Two shop units in a thriving Co Londonderry town have gone on the market at around £0.8m. And agents Savills said they expect that the Coleraine properties will be snapped up by a cash buyer.
Numbers 3 to 5 Church Street in the town are let out to retailers JD Sports and The Edinburgh Woollen Mill, generating £87,000 in rent.
Neal Morrison, a director at selling agents Savills in Belfast, said the town was a successful retail destination, and that interest in the Church Street units would be strong.
And he said both leases for the units had a few years to run, which created an attractive buying prospect to a buyer.
"Both are very strong businesses with a good covenant."
And he said the units would not necessarily be more likely to be bought by those with existing investment interests in Coleraine.

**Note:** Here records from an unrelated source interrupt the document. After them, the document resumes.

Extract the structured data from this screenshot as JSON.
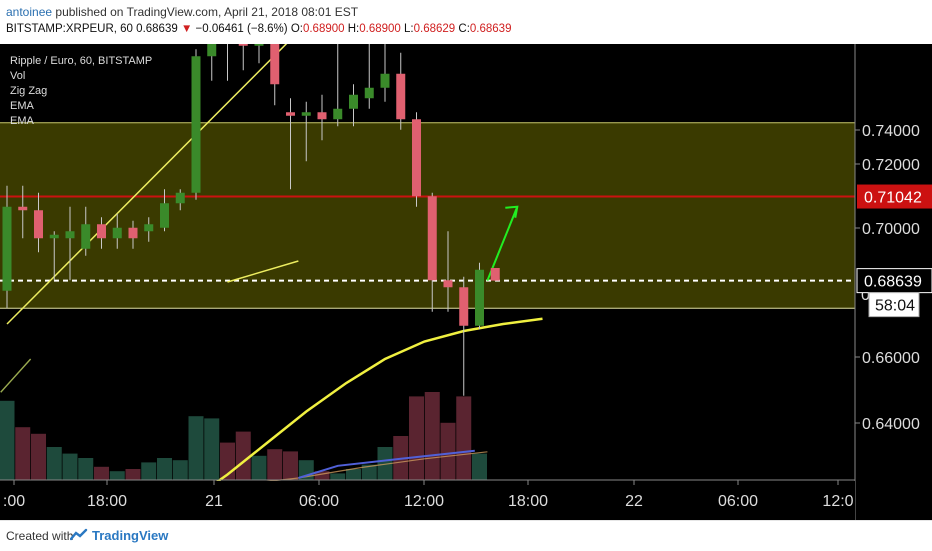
{
  "header": {
    "author": "antoinee",
    "published_text": "published on TradingView.com, April 21, 2018 08:01 EST",
    "symbol": "BITSTAMP:XRPEUR, 60",
    "last": "0.68639",
    "arrow": "▼",
    "change": "−0.06461 (−8.6%)",
    "o_label": "O:",
    "o_value": "0.68900",
    "h_label": "H:",
    "h_value": "0.68900",
    "l_label": "L:",
    "l_value": "0.68629",
    "c_label": "C:",
    "c_value": "0.68639"
  },
  "legend": {
    "title": "Ripple / Euro, 60, BITSTAMP",
    "items": [
      "Vol",
      "Zig Zag",
      "EMA",
      "EMA"
    ]
  },
  "footer": {
    "created_with": "Created with",
    "brand": "TradingView"
  },
  "colors": {
    "up": "#3a8a2a",
    "down": "#e06070",
    "zone": "#3a3a00",
    "resistance": "#cc1111",
    "ema": "#f0f040",
    "green_arrow": "#22ee22"
  },
  "chart_data": {
    "type": "candlestick",
    "y_ticks": [
      "0.74000",
      "0.72000",
      "0.70000",
      "0.66000",
      "0.64000"
    ],
    "x_ticks": [
      ":00",
      "18:00",
      "21",
      "06:00",
      "12:00",
      "18:00",
      "22",
      "06:00",
      "12:0"
    ],
    "ylim": [
      0.618,
      0.754
    ],
    "price_label": "0.68639",
    "resistance_label": "0.71042",
    "countdown": "58:04",
    "partial_tick": "0",
    "resistance_level": 0.71042,
    "current_price": 0.68639,
    "zone": [
      0.6785,
      0.7315
    ],
    "zone_line": 0.6785,
    "candles": [
      {
        "o": 0.6835,
        "h": 0.7135,
        "l": 0.6785,
        "c": 0.7075
      },
      {
        "o": 0.7075,
        "h": 0.7135,
        "l": 0.6985,
        "c": 0.7065
      },
      {
        "o": 0.7065,
        "h": 0.7115,
        "l": 0.6945,
        "c": 0.6985
      },
      {
        "o": 0.6985,
        "h": 0.7005,
        "l": 0.6865,
        "c": 0.6995
      },
      {
        "o": 0.6985,
        "h": 0.7075,
        "l": 0.6865,
        "c": 0.7005
      },
      {
        "o": 0.6955,
        "h": 0.7075,
        "l": 0.6935,
        "c": 0.7025
      },
      {
        "o": 0.7025,
        "h": 0.7045,
        "l": 0.6955,
        "c": 0.6985
      },
      {
        "o": 0.6985,
        "h": 0.7055,
        "l": 0.6955,
        "c": 0.7015
      },
      {
        "o": 0.7015,
        "h": 0.7035,
        "l": 0.6955,
        "c": 0.6985
      },
      {
        "o": 0.7005,
        "h": 0.7045,
        "l": 0.6975,
        "c": 0.7025
      },
      {
        "o": 0.7015,
        "h": 0.7125,
        "l": 0.7005,
        "c": 0.7085
      },
      {
        "o": 0.7085,
        "h": 0.7125,
        "l": 0.7065,
        "c": 0.7115
      },
      {
        "o": 0.7115,
        "h": 0.7525,
        "l": 0.7095,
        "c": 0.7505
      },
      {
        "o": 0.7505,
        "h": 0.7615,
        "l": 0.7435,
        "c": 0.7625
      },
      {
        "o": 0.7625,
        "h": 0.7665,
        "l": 0.7435,
        "c": 0.7595
      },
      {
        "o": 0.7595,
        "h": 0.7655,
        "l": 0.7465,
        "c": 0.7535
      },
      {
        "o": 0.7535,
        "h": 0.7585,
        "l": 0.7485,
        "c": 0.7555
      },
      {
        "o": 0.7555,
        "h": 0.7595,
        "l": 0.7365,
        "c": 0.7425
      },
      {
        "o": 0.7345,
        "h": 0.7385,
        "l": 0.7125,
        "c": 0.7335
      },
      {
        "o": 0.7335,
        "h": 0.7375,
        "l": 0.7205,
        "c": 0.7345
      },
      {
        "o": 0.7345,
        "h": 0.7395,
        "l": 0.7265,
        "c": 0.7325
      },
      {
        "o": 0.7325,
        "h": 0.7565,
        "l": 0.7305,
        "c": 0.7355
      },
      {
        "o": 0.7355,
        "h": 0.7425,
        "l": 0.7305,
        "c": 0.7395
      },
      {
        "o": 0.7385,
        "h": 0.7575,
        "l": 0.7355,
        "c": 0.7415
      },
      {
        "o": 0.7415,
        "h": 0.7585,
        "l": 0.7375,
        "c": 0.7455
      },
      {
        "o": 0.7455,
        "h": 0.7515,
        "l": 0.7295,
        "c": 0.7325
      },
      {
        "o": 0.7325,
        "h": 0.7345,
        "l": 0.7075,
        "c": 0.7105
      },
      {
        "o": 0.7105,
        "h": 0.7115,
        "l": 0.6775,
        "c": 0.6865
      },
      {
        "o": 0.6865,
        "h": 0.7005,
        "l": 0.6775,
        "c": 0.6845
      },
      {
        "o": 0.6845,
        "h": 0.6875,
        "l": 0.6535,
        "c": 0.6735
      },
      {
        "o": 0.6735,
        "h": 0.6915,
        "l": 0.6725,
        "c": 0.6895
      },
      {
        "o": 0.69,
        "h": 0.69,
        "l": 0.6863,
        "c": 0.6864
      }
    ],
    "volumes": [
      3.6,
      2.4,
      2.1,
      1.5,
      1.2,
      1.0,
      0.6,
      0.4,
      0.5,
      0.8,
      1.0,
      0.9,
      2.9,
      2.8,
      1.7,
      2.2,
      1.1,
      1.4,
      1.3,
      0.9,
      0.4,
      0.3,
      0.5,
      0.7,
      1.5,
      2.0,
      3.8,
      4.0,
      2.6,
      3.8,
      1.2
    ],
    "ema_fast": [
      0.605,
      0.61,
      0.616,
      0.623,
      0.631,
      0.64,
      0.649,
      0.657,
      0.664,
      0.669,
      0.672,
      0.674,
      0.6755
    ],
    "ema_slow": [
      0.628,
      0.63,
      0.633,
      0.6355,
      0.6375
    ],
    "zigzag": [
      [
        0.674,
        0.651,
        0.7575
      ],
      [
        0.686,
        0.692
      ]
    ],
    "annotation": {
      "from": 0.6864,
      "to": 0.7075
    }
  }
}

"There are people throughout the province who would be interested in this. It really is a strong covenant with a good location and pitch in Coleraine, with an attractive yield.
"There is security of income."
The units are on sale by private treaty through OKT and Savills.
The proposed sale comes as the monthly footfall survey by the Northern Ireland Retail Consortium claimed that shop vacancy rates in Northern Ireland were at a six year low.
However, Aodhan Connolly, the director of the NIRC, said the 14% vacancy rate was still among the highest of the UK regions.
The latest footfall figures show a drop of 0.2% in Northern Ireland in January.
That followed two months of growth, according to figures from the NIRC and Springboard.
The high street saw a rise in shopper numbers, up 2.5%, but total footfall was pulled down by a 3% drop at shopping centres. However, overall, the UK suffered a larger drop in shopper numbers on average, falling by 1.3%.
Mr Connolly added: "The real good news story is the continued fall in the shop vacancy rate, which is now the lowest it has been since 2011.
"The drop to 14% means that we have now had three consecutive quarters of fall in the vacancy rate."
Meanwhile, the Ulster Bank purchasing managers' index (PMI) for January also said retail activity had gone up during January.
But Ulster Bank chief economist Richard Ramsey said companies were experiencing increasing costs as the falling value of sterling drove up input prices.
He said manufacturing firms appeared to be trying to absorb some of the increased costs.
"Retailers on the other hand appear to be passing on their increased costs entirely to the consumer, and it will be interesting to see to what extent this impacts on consumer spending in the months ahead."
And while retail openings enjoyed a strong 2016, the number of investment transaction in commercial property fell.
Brexit contributed to a 40% slump in investment commercial property deals in Northern Ireland from £400m to £248m, according to agents CBRE's overview of 2016.